Birlikte İncil Kitabından Rabbin Sofrası için birkaç ayet okuyoruz:

Luka 22: 14 / 19-20

Yemek saati gelince İsa, apostollarla beraber sofraya oturdu ve onlara şöyle dedi: "Ben acı çekecem. Ama önce bu Fısıh yemeğini sizinle beraber yemek istiyorum.” Sonra eline ekmek aldı, şükür etti, ekmeği kırdı ve onlara verdi. "Bu sizin için verilen bedenimdir. Beni anmak için böyle yapın" dedi. Yemekten sonra kadehi aldı ve şöyle dedi: "Bu kadeh, sizin için akıtılan kanımla yapılan yeni antlaşmadır."
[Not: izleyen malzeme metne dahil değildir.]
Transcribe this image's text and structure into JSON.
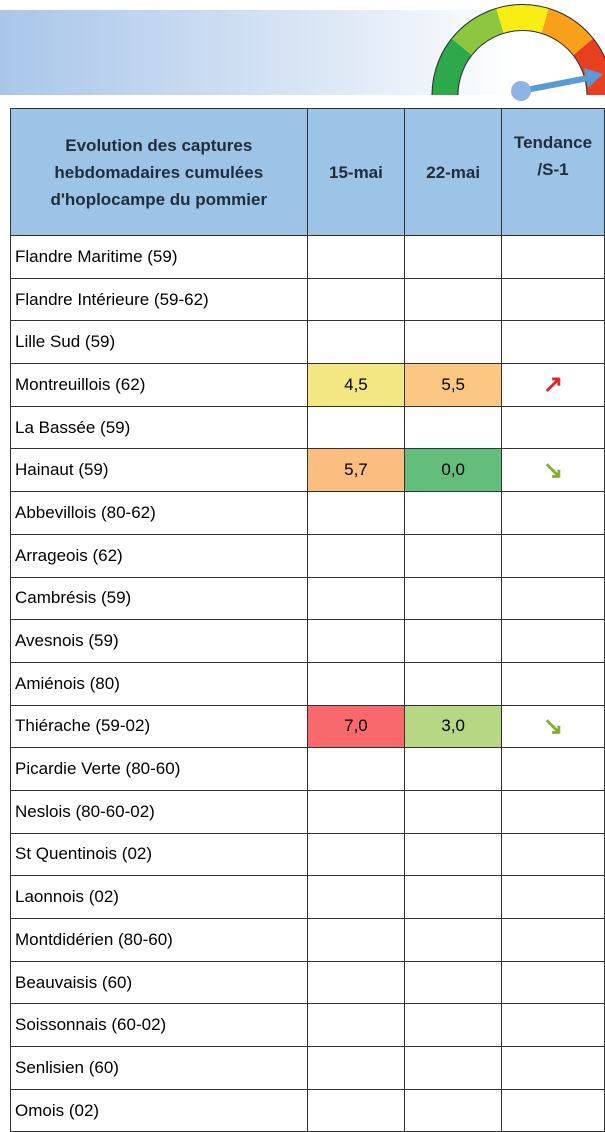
{
  "table": {
    "header": [
      "Evolution des captures hebdomadaires cumulées d'hoplocampe du pommier",
      "15-mai",
      "22-mai",
      "Tendance /S-1"
    ],
    "rows": [
      {
        "name": "Flandre Maritime (59)",
        "values": [
          null,
          null
        ],
        "trend": null
      },
      {
        "name": "Flandre Intérieure (59-62)",
        "values": [
          null,
          null
        ],
        "trend": null
      },
      {
        "name": "Lille Sud (59)",
        "values": [
          null,
          null
        ],
        "trend": null
      },
      {
        "name": "Montreuillois (62)",
        "values": [
          "4,5",
          "5,5"
        ],
        "fills": [
          "#f3e784",
          "#fcc783"
        ],
        "trend": "↗",
        "trend_color": "#e8202a"
      },
      {
        "name": "La Bassée (59)",
        "values": [
          null,
          null
        ],
        "trend": null
      },
      {
        "name": "Hainaut (59)",
        "values": [
          "5,7",
          "0,0"
        ],
        "fills": [
          "#fbbd80",
          "#63be7b"
        ],
        "trend": "↘",
        "trend_color": "#7ab32e"
      },
      {
        "name": "Abbevillois (80-62)",
        "values": [
          null,
          null
        ],
        "trend": null
      },
      {
        "name": "Arrageois (62)",
        "values": [
          null,
          null
        ],
        "trend": null
      },
      {
        "name": "Cambrésis (59)",
        "values": [
          null,
          null
        ],
        "trend": null
      },
      {
        "name": "Avesnois (59)",
        "values": [
          null,
          null
        ],
        "trend": null
      },
      {
        "name": "Amiénois (80)",
        "values": [
          null,
          null
        ],
        "trend": null
      },
      {
        "name": "Thiérache (59-02)",
        "values": [
          "7,0",
          "3,0"
        ],
        "fills": [
          "#f8696b",
          "#b7d785"
        ],
        "trend": "↘",
        "trend_color": "#7ab32e"
      },
      {
        "name": "Picardie Verte (80-60)",
        "values": [
          null,
          null
        ],
        "trend": null
      },
      {
        "name": "Neslois (80-60-02)",
        "values": [
          null,
          null
        ],
        "trend": null
      },
      {
        "name": "St Quentinois (02)",
        "values": [
          null,
          null
        ],
        "trend": null
      },
      {
        "name": "Laonnois (02)",
        "values": [
          null,
          null
        ],
        "trend": null
      },
      {
        "name": "Montdidérien (80-60)",
        "values": [
          null,
          null
        ],
        "trend": null
      },
      {
        "name": "Beauvaisis (60)",
        "values": [
          null,
          null
        ],
        "trend": null
      },
      {
        "name": "Soissonnais (60-02)",
        "values": [
          null,
          null
        ],
        "trend": null
      },
      {
        "name": "Senlisien (60)",
        "values": [
          null,
          null
        ],
        "trend": null
      },
      {
        "name": "Omois (02)",
        "values": [
          null,
          null
        ],
        "trend": null
      }
    ]
  }
}
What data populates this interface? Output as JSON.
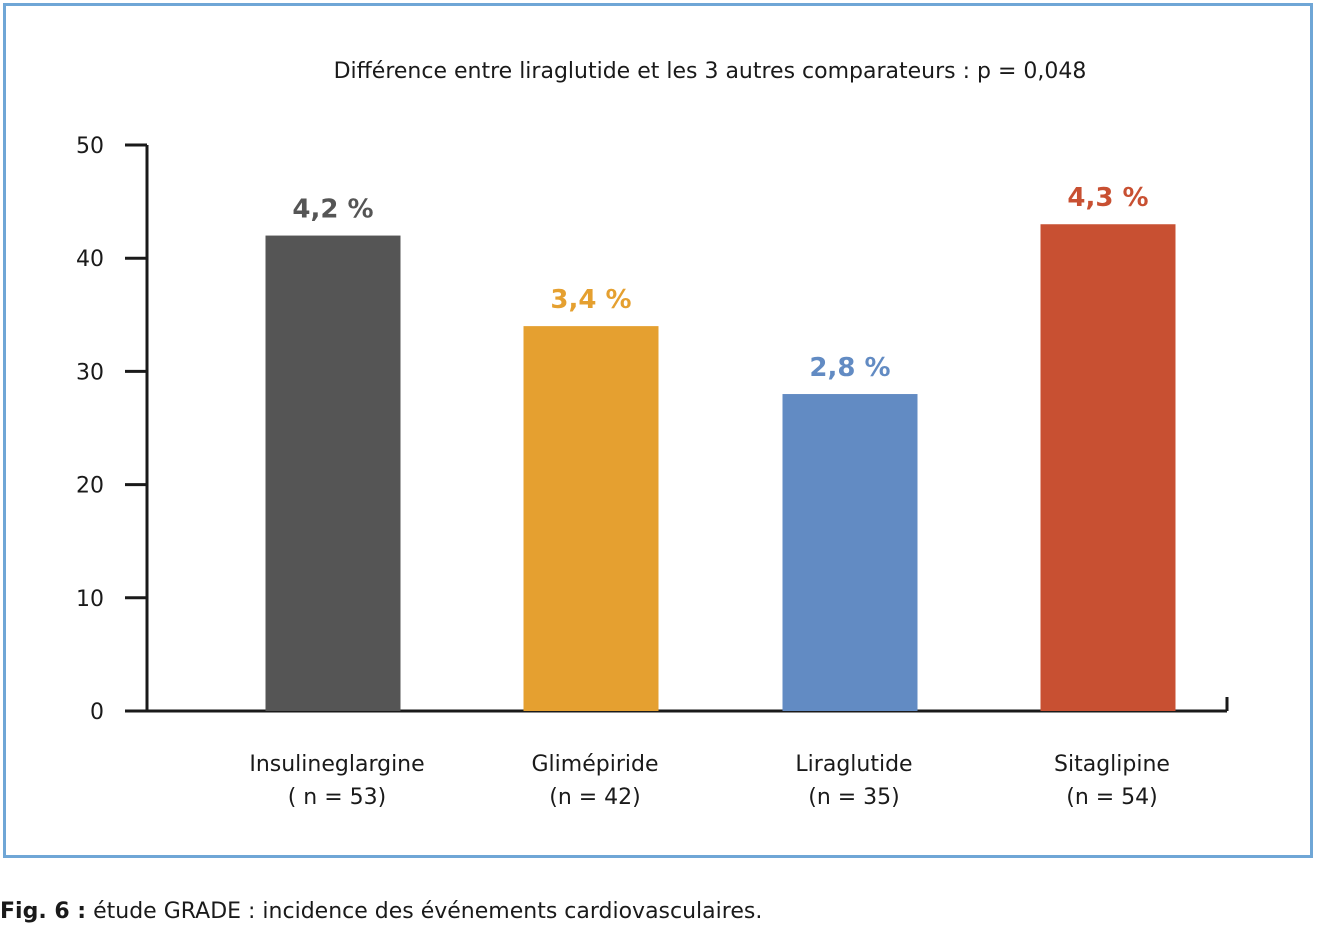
{
  "chart_data": {
    "type": "bar",
    "subtitle": "Différence entre liraglutide et les 3 autres comparateurs : p = 0,048",
    "ylim": [
      0,
      50
    ],
    "yticks": [
      0,
      10,
      20,
      30,
      40,
      50
    ],
    "categories": [
      {
        "name": "Insulineglargine",
        "n": "( n = 53)",
        "value": 42,
        "label": "4,2 %",
        "color": "#555555"
      },
      {
        "name": "Glimépiride",
        "n": "(n = 42)",
        "value": 34,
        "label": "3,4 %",
        "color": "#e5a030"
      },
      {
        "name": "Liraglutide",
        "n": "(n = 35)",
        "value": 28,
        "label": "2,8 %",
        "color": "#628bc3"
      },
      {
        "name": "Sitaglipine",
        "n": "(n = 54)",
        "value": 43,
        "label": "4,3 %",
        "color": "#c85032"
      }
    ],
    "grid": false,
    "legend": "none"
  },
  "caption": {
    "fig_label": "Fig. 6 :",
    "text": " étude GRADE : incidence des événements cardiovasculaires."
  },
  "colors": {
    "frame_border": "#6fa6d6",
    "axis": "#1a1a1a"
  }
}
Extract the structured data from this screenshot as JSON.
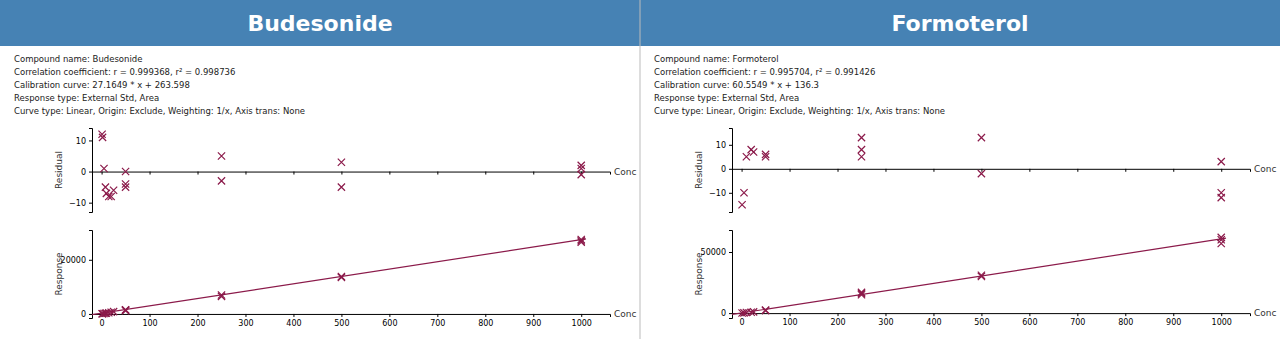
{
  "chart_data": [
    {
      "type": "scatter",
      "title": "Budesonide",
      "annotations": [
        "Compound name: Budesonide",
        "Correlation coefficient: r = 0.999368, r² = 0.998736",
        "Calibration curve: 27.1649 * x + 263.598",
        "Response type: External Std, Area",
        "Curve type: Linear, Origin: Exclude, Weighting: 1/x, Axis trans: None"
      ],
      "y_label": "Residual",
      "x_label": "Conc",
      "x": [
        1,
        2,
        5,
        8,
        10,
        15,
        20,
        25,
        50,
        50,
        50,
        250,
        250,
        500,
        500,
        1000,
        1000,
        1000
      ],
      "values": [
        12,
        11,
        1,
        -5,
        -7,
        -8,
        -8,
        -6,
        -5,
        -4,
        0,
        5,
        -3,
        3,
        -5,
        1,
        2,
        -1
      ],
      "color": "#8b1a4a",
      "marker": "x",
      "xlim": [
        -20,
        1060
      ],
      "xticks": [
        0,
        100,
        200,
        300,
        400,
        500,
        600,
        700,
        800,
        900,
        1000
      ],
      "ylim": [
        -13,
        14
      ],
      "yticks": [
        {
          "value": -10.0,
          "label": "−10"
        },
        0.0,
        10.0
      ],
      "tick_labels": "y"
    },
    {
      "type": "scatter",
      "y_label": "Response",
      "x_label": "Conc",
      "series": [
        {
          "type": "line",
          "color": "#8b1a4a",
          "x": [
            -20,
            1010
          ],
          "values": [
            -279.7,
            27700.147
          ]
        },
        {
          "type": "scatter",
          "color": "#8b1a4a",
          "marker": "x",
          "x": [
            1,
            2,
            5,
            8,
            10,
            15,
            20,
            25,
            50,
            50,
            50,
            250,
            250,
            500,
            500,
            1000,
            1000,
            1000
          ],
          "values": [
            50,
            60,
            180,
            250,
            300,
            450,
            600,
            850,
            1200,
            1400,
            1500,
            7000,
            6500,
            13800,
            13500,
            27500,
            27000,
            26500
          ]
        }
      ],
      "xlim": [
        -20,
        1060
      ],
      "xticks": [
        0,
        100,
        200,
        300,
        400,
        500,
        600,
        700,
        800,
        900,
        1000
      ],
      "ylim": [
        -1500,
        31000
      ],
      "yticks": [
        0,
        20000
      ]
    },
    {
      "type": "scatter",
      "title": "Formoterol",
      "annotations": [
        "Compound name: Formoterol",
        "Correlation coefficient: r = 0.995704, r² = 0.991426",
        "Calibration curve: 60.5549 * x + 136.3",
        "Response type: External Std, Area",
        "Curve type: Linear, Origin: Exclude, Weighting: 1/x, Axis trans: None"
      ],
      "y_label": "Residual",
      "x_label": "Conc",
      "x": [
        1,
        5,
        10,
        20,
        25,
        50,
        50,
        250,
        250,
        250,
        500,
        500,
        1000,
        1000,
        1000
      ],
      "values": [
        -15,
        -10,
        5,
        8,
        7,
        6,
        5,
        5,
        8,
        13,
        -2,
        13,
        3,
        -10,
        -12
      ],
      "color": "#8b1a4a",
      "marker": "x",
      "xlim": [
        -20,
        1060
      ],
      "xticks": [
        0,
        100,
        200,
        300,
        400,
        500,
        600,
        700,
        800,
        900,
        1000
      ],
      "ylim": [
        -18,
        17
      ],
      "yticks": [
        {
          "value": -10.0,
          "label": "−10"
        },
        0.0,
        10.0
      ],
      "tick_labels": "y"
    },
    {
      "type": "scatter",
      "y_label": "Response",
      "x_label": "Conc",
      "series": [
        {
          "type": "line",
          "color": "#8b1a4a",
          "x": [
            -20,
            1010
          ],
          "values": [
            -1074.798,
            61296.749
          ]
        },
        {
          "type": "scatter",
          "color": "#8b1a4a",
          "marker": "x",
          "x": [
            1,
            5,
            10,
            20,
            25,
            50,
            50,
            250,
            250,
            250,
            500,
            500,
            1000,
            1000,
            1000
          ],
          "values": [
            100,
            200,
            500,
            700,
            1000,
            2000,
            2500,
            15000,
            16000,
            17000,
            30000,
            31000,
            57000,
            60000,
            62000
          ]
        }
      ],
      "xlim": [
        -20,
        1060
      ],
      "xticks": [
        0,
        100,
        200,
        300,
        400,
        500,
        600,
        700,
        800,
        900,
        1000
      ],
      "ylim": [
        -4000,
        68000
      ],
      "yticks": [
        0,
        50000
      ]
    }
  ]
}
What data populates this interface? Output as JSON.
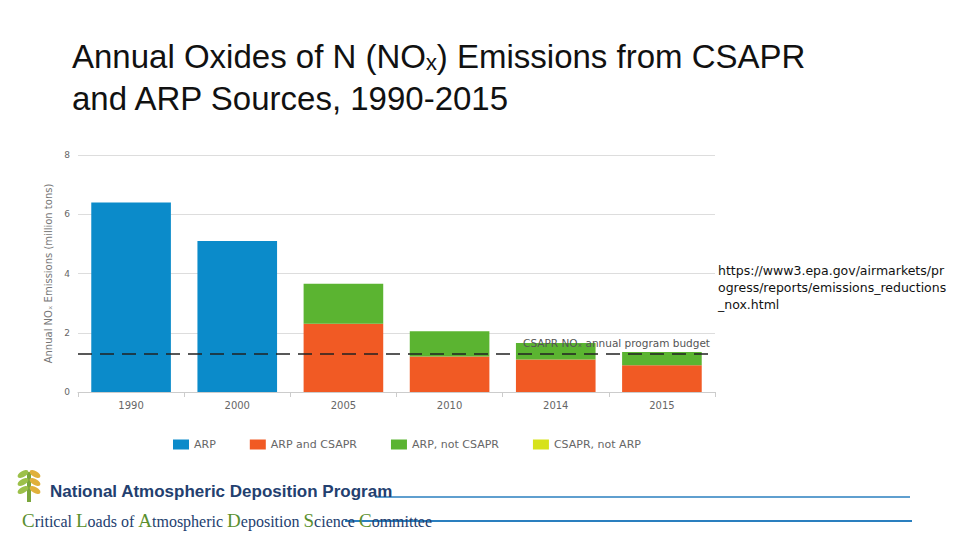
{
  "chart_data": {
    "type": "bar",
    "title": "Annual Oxides of N (NOₓ) Emissions from CSAPR and ARP Sources, 1990-2015",
    "y_label": "Annual NOₓ Emissions (million tons)",
    "categories": [
      "1990",
      "2000",
      "2005",
      "2010",
      "2014",
      "2015"
    ],
    "series": [
      {
        "name": "ARP",
        "color": "#0b8bca",
        "values": [
          6.4,
          5.1,
          null,
          null,
          null,
          null
        ]
      },
      {
        "name": "ARP and CSAPR",
        "color": "#f15a24",
        "values": [
          null,
          null,
          2.3,
          1.2,
          1.1,
          0.9
        ]
      },
      {
        "name": "ARP, not CSAPR",
        "color": "#5bb431",
        "values": [
          null,
          null,
          1.35,
          0.85,
          0.55,
          0.45
        ]
      },
      {
        "name": "CSAPR, not ARP",
        "color": "#d7e21b",
        "values": [
          null,
          null,
          0,
          0,
          0,
          0
        ]
      }
    ],
    "reference_line": {
      "label": "CSAPR NOₓ annual program budget",
      "value": 1.3
    },
    "stacked": true,
    "ylim": [
      0,
      8
    ],
    "yticks": [
      0,
      2,
      4,
      6,
      8
    ],
    "grid": true,
    "legend": "bottom"
  },
  "source": "https://www3.epa.gov/airmarkets/progress/reports/emissions_reductions_nox.html",
  "footer": [
    "National Atmospheric Deposition Program",
    "Critical Loads of Atmospheric Deposition Science Committee"
  ]
}
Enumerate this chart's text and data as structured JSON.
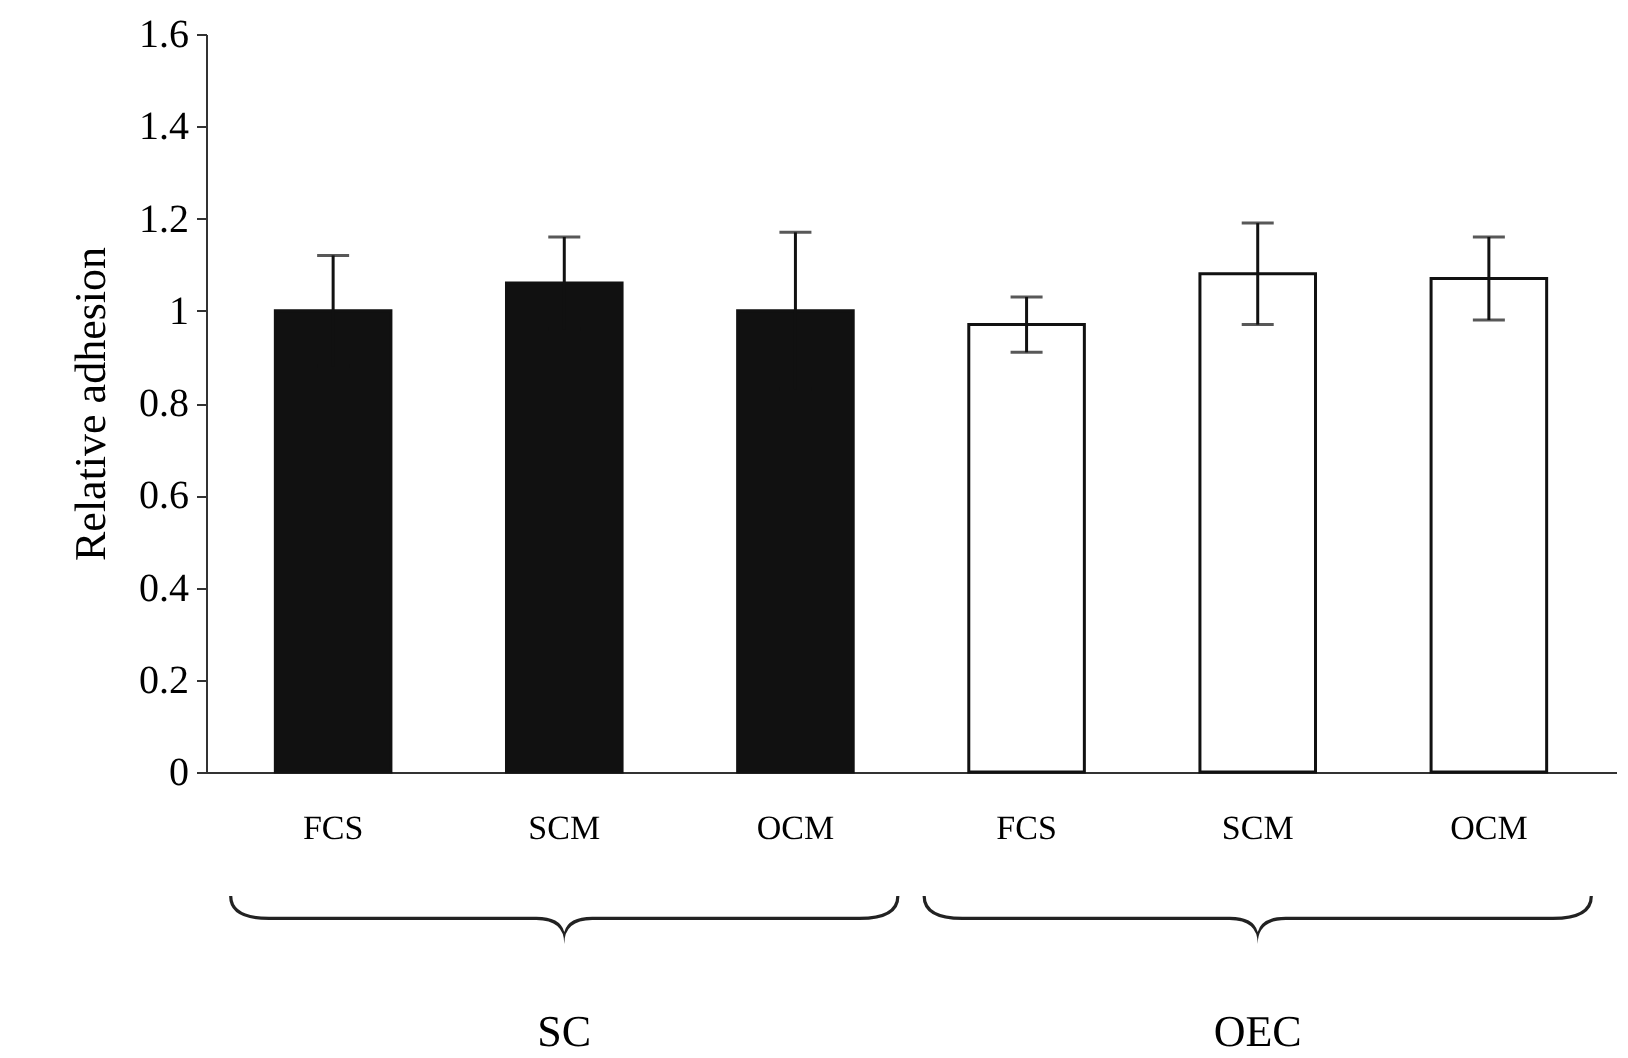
{
  "chart_data": {
    "type": "bar",
    "ylabel": "Relative adhesion",
    "categories": [
      "FCS",
      "SCM",
      "OCM",
      "FCS",
      "SCM",
      "OCM"
    ],
    "values": [
      1.0,
      1.06,
      1.0,
      0.97,
      1.08,
      1.07
    ],
    "errors": [
      0.12,
      0.1,
      0.17,
      0.06,
      0.11,
      0.09
    ],
    "colors": [
      "#111111",
      "#111111",
      "#111111",
      "#ffffff",
      "#ffffff",
      "#ffffff"
    ],
    "ylim": [
      0,
      1.6
    ],
    "yticks": [
      0,
      0.2,
      0.4,
      0.6,
      0.8,
      1,
      1.2,
      1.4,
      1.6
    ],
    "annotations": [
      "SC",
      "OEC"
    ]
  }
}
Evet, bu Yeni Antlaşmanın temeli, İsa Mesih'in bizim için kanını akıtması ve ölmesiydi. Yeni Antlaşmaya göre imanlıların günahları bağışlanır, imanlılar Allahın kızanları olur, Kutsal Ruh’u ve sonsuz yaşamı alırlar. Bunlar, Yeni Antlaşmanın değerli vaatlerinin sade birkaçıdır.

Yeni Antlaşmaya girmeye çağırılanlar, umutsuz ve kaybolmuş günahlı insanlardır. Bu kaybolmuş insanların durumu o kadar kötüdür ki, kurtulmak için kendileri hiçbir şey yapamazlar. Allah onları İsa Mesih aracıyla kurtarır. İnsan için bu kurtuluş Allahtan bir bahşiştir. İnsan bu kurtuluşu ancak bir bahşiş gibi kabul edebilir. Kurtulmuş insanın Allaha karşı gönül borcu var, sevgi borcu var. Kurtulanlar İsa Mesih'e benzesinler diye Kutsal Ruh onları değiştirmeye başlar. Kutsal Ruh onlarda iyi meyve yetiştirir ve onları Allahın istekleri için kullanır.

Yeni Antlaşma'da Rabbin Sofrası'nın rolyası nedir? Allah bizi nasıl kurtardı, Allah bizimle nasıl antlaşma yaptı, bunları hatırlamaya çağrılıyoruz. Aynı zamanda Allahla antlaşma yapmış olanlar, günlük yaşamları ve davranışları nasıl olmalı diye düşünmelidirler.

Bence Rabbin Sofrası, değil yalnız Allahla olan antlaşmamızı hatırlamamız için, ama bu antlaşmayı tazelememiz ve yeniden doğrulamamız ve peçatlamamız için çok iyi bir şanstır.